The more familiar second version depicts Ys as a commercial centre so given to luxury as to arouse the ire of Guénolé, who, like the biblical Jeremiah, foretells ruin. Among the wickedest of Ys's citizens is Dahut, who has made a crown of her vices and has taken as pages the seven deadly sins. A small boy named Kristof, whose encounter with a magical fish has provoked Dahut's scorn and thus caused her to be pregnant, removes the enchanted oak tree protecting the city. One night at a feast a devilish stranger whispers his love into Dahut's ear and bids her take the key to the dike from around her sleeping father's neck. As soon as the key is put in the dike the sea begins to rush in, but Guénolé wakes Gradlon and urges him to flee. The king charitably takes his daughter with him on the steed Morvarc'h [horse of the sea] until he hears a voice crying out to cast aside his demon passenger or he also will be lost. With his heart breaking, Gradlon complies and the waters immediately recede, allowing him to reach Quimper safely. Dahut becomes a siren-like mermaid, calling out to sailors about to be wrecked, but Ys is submerged either at Douarnenez or under the Étang de Laval.

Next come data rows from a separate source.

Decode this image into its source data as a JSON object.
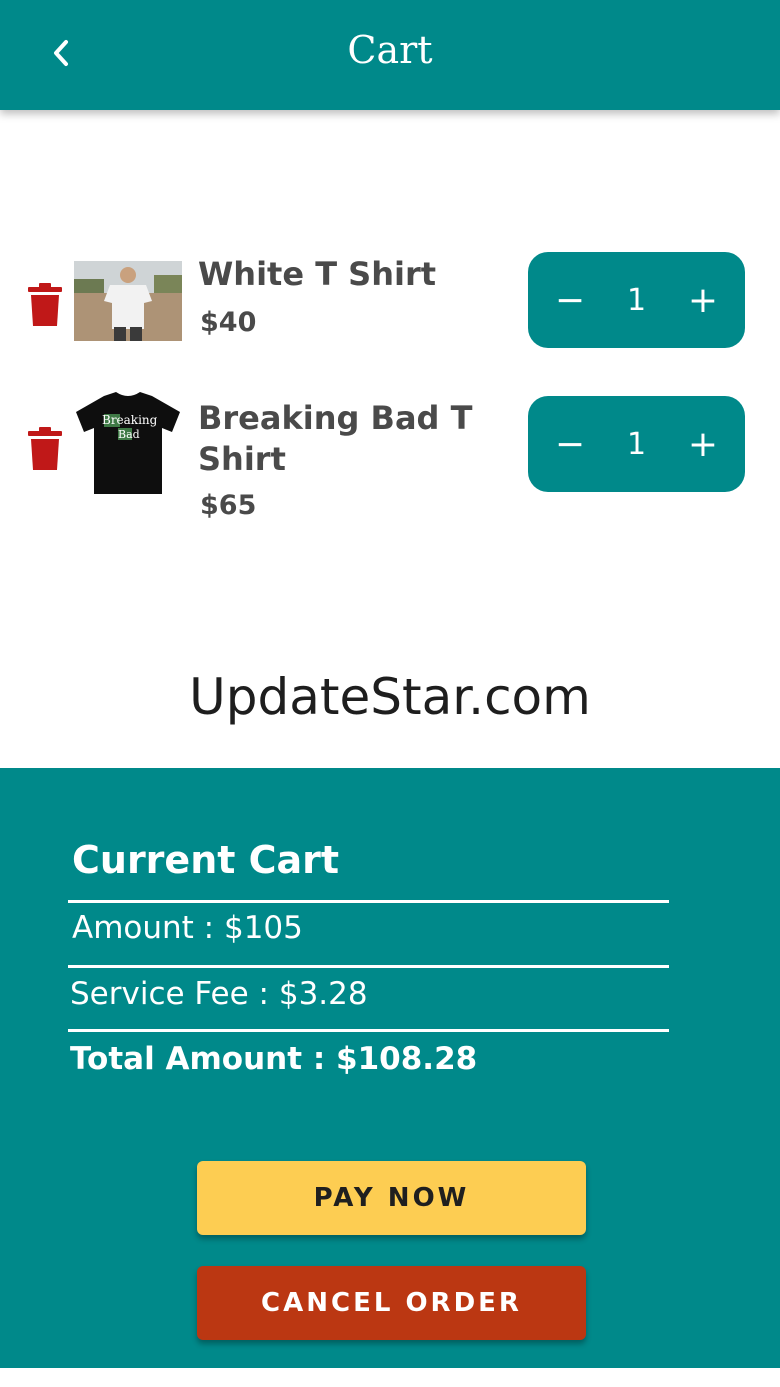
{
  "header": {
    "title": "Cart",
    "back_icon": "chevron-left-icon"
  },
  "cart": {
    "items": [
      {
        "name": "White T Shirt",
        "price": "$40",
        "quantity": "1",
        "minus": "−",
        "plus": "+",
        "image": "white-t-shirt-photo"
      },
      {
        "name": "Breaking Bad T Shirt",
        "price": "$65",
        "quantity": "1",
        "minus": "−",
        "plus": "+",
        "image": "breaking-bad-t-shirt-photo",
        "image_text_1": "Breaking",
        "image_text_2": "Bad"
      }
    ]
  },
  "watermark": "UpdateStar.com",
  "summary": {
    "title": "Current Cart",
    "amount": "Amount : $105",
    "service_fee": "Service Fee : $3.28",
    "total": "Total Amount : $108.28"
  },
  "actions": {
    "pay_label": "PAY NOW",
    "cancel_label": "CANCEL ORDER"
  },
  "colors": {
    "accent": "#00898a",
    "delete": "#c01818",
    "pay": "#fdcd52",
    "cancel": "#bb3712"
  }
}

In the third version, from ballad tradition, Gradlon leads the people in extravagance of every kind, and he freely gives the dike's key to Dahut, who misuses it. When the city is flooded Dahut becomes a mermaid who haunts the waters at Douarnenez.
A statue of Gradlon was erected between the two towers of the cathedral in Quimper, damaged in 1793, and restored in 1859. The legend that church bells can still be heard ringing below the waters of the Bay of Douarnenez inspired Claude Debussy's overture La Cathédrale engloutie [The Sunken Cathedral]. In colloquial Breton Ys lends itself to a familiar pun with the modern capital of sin: Par [Bret., like] Is.
See Charles Guyot, The Legend of the City of Ys, trans. Deirdre Cavanagh (Amherst, Mass., 1979);Rachel Bromwich, ‘Cantre'r and Ker-Is’, in Cyril Fox and Bruce Dickens (eds.), The Early Cultures of North-West Europe (Cambridge, 1950), 217–41.